In the rat teratogenicity study there was no observation of maternal toxicity. Body weight and food consumption were comparable in all groups. Reproduction and fetal parameters were not impaired. Butafenacil was not teratogenic and not toxic to the progeny. Maternal parameters were not affected. The NOAEL for both maternal and developmental toxicity was ≥1,000 mg/kg/day, the highest dose level tested.

In a rat multi-generation study the NOAEL for systemic toxicity in both sexes and both generations of rats was 2.48 mg/kg/day. There were no effects on the reproductive parameters and the NOAEL for reproductive toxicity was ≥1,000 ppm. Offspring effects were observed only at dose levels that also produced parental toxicity. There is no evidence that developing offsprings are more sensitive than adults to the effects of butafenacil.

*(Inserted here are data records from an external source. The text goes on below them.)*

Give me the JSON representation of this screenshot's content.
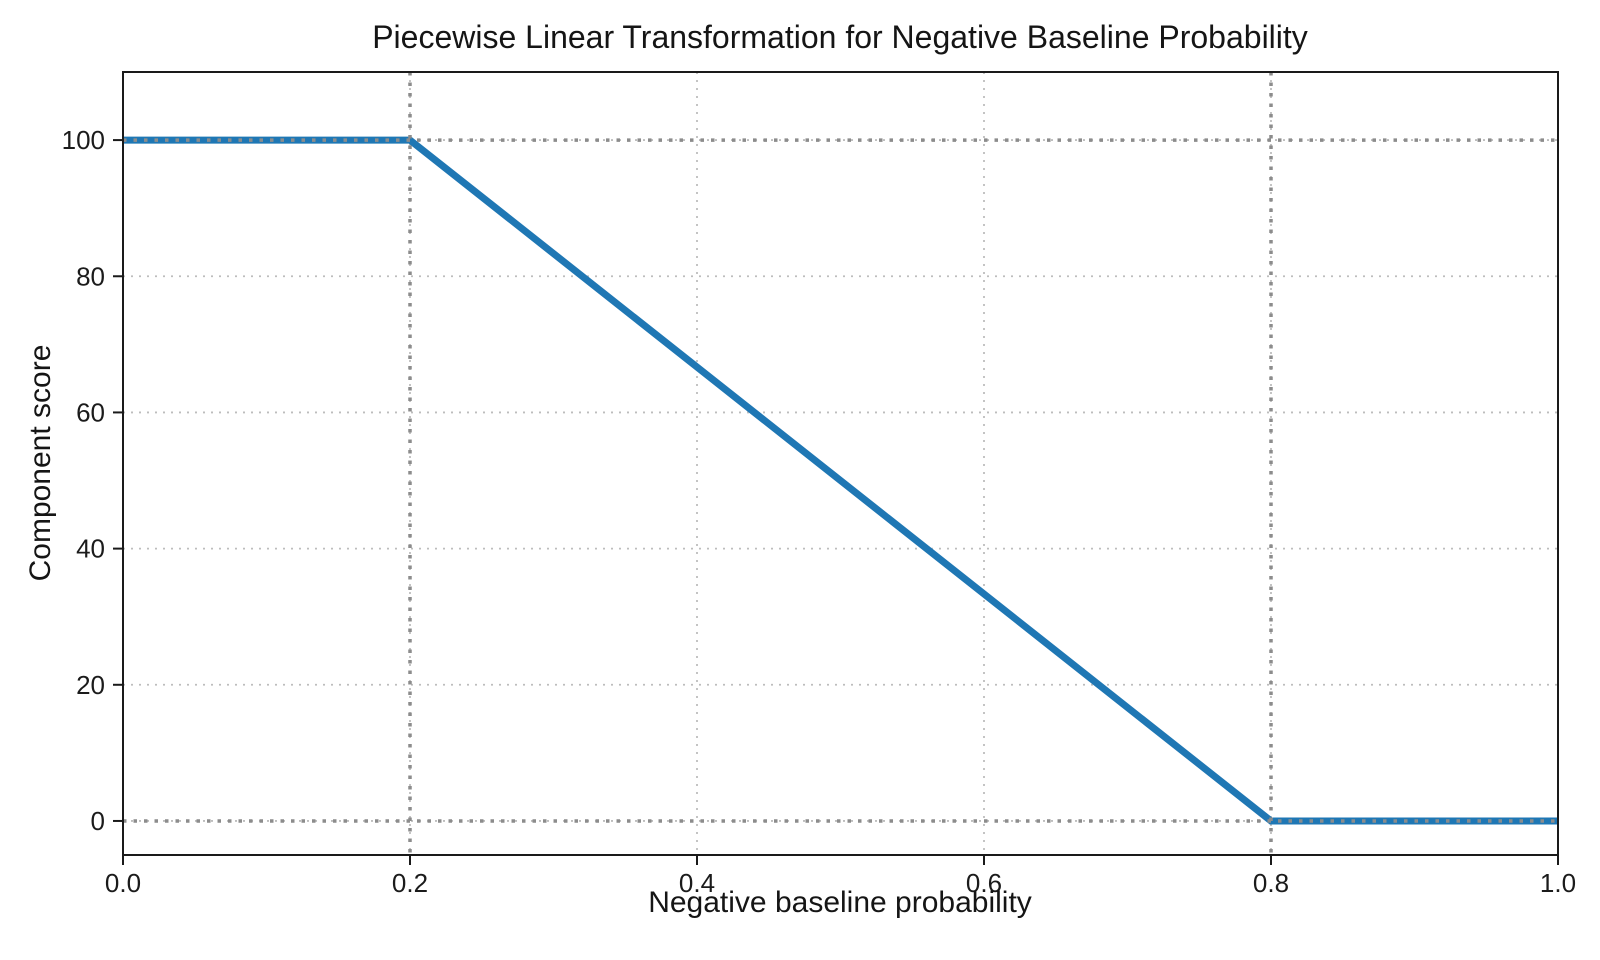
{
  "page": {
    "background": "#ffffff"
  },
  "chart_data": {
    "type": "line",
    "title": "Piecewise Linear Transformation for Negative Baseline Probability",
    "xlabel": "Negative baseline probability",
    "ylabel": "Component score",
    "xlim": [
      0.0,
      1.0
    ],
    "ylim": [
      -5,
      110
    ],
    "x_ticks": [
      0.0,
      0.2,
      0.4,
      0.6,
      0.8,
      1.0
    ],
    "x_tick_labels": [
      "0.0",
      "0.2",
      "0.4",
      "0.6",
      "0.8",
      "1.0"
    ],
    "y_ticks": [
      0,
      20,
      40,
      60,
      80,
      100
    ],
    "y_tick_labels": [
      "0",
      "20",
      "40",
      "60",
      "80",
      "100"
    ],
    "grid": true,
    "grid_style": "dotted",
    "legend": false,
    "series": [
      {
        "name": "component-score-transform",
        "x": [
          0.0,
          0.2,
          0.8,
          1.0
        ],
        "y": [
          100,
          100,
          0,
          0
        ],
        "color": "#1f77b4",
        "linewidth": 7
      }
    ],
    "reference_lines": {
      "vertical_x": [
        0.2,
        0.8
      ],
      "horizontal_y": [
        0,
        100
      ],
      "color": "#8c8c8c",
      "style": "dotted"
    }
  },
  "colors": {
    "accent_line": "#1f77b4",
    "reference_line": "#8c8c8c",
    "grid": "#bdbdbd",
    "spine": "#1a1a1a",
    "text": "#1b1b1b"
  }
}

FFDCA section 408 provides that EPA may apply an additional safety factor for infants and children in the case of threshold effects to account for prenatal and postnatal toxicity and the completeness of the data base. Based on the current toxicological requirements, the data base for butafenacil relative to prenatal and postnatal effects for children is complete. Further, for butafenacil, the developmental studies showed no increased sensitivity in fetuses as compared to maternal animals following in-utero exposures in rats and rabbits, and no increased sensitivity in pups as compared to the adults in the multi-generation reproductive toxicity study. Therefore, it is concluded, that an additional uncertainty factor is not warranted to protect the health of infants and children and that a RfD of 1.0 mg/kg bwt/day is appropriated for assessing aggregate risk to infants and children from butafenacil.

F. International Tolerances

There are no codex established for residues of butafenacil on cotton, undelinted seed or cotton, gin byproducts.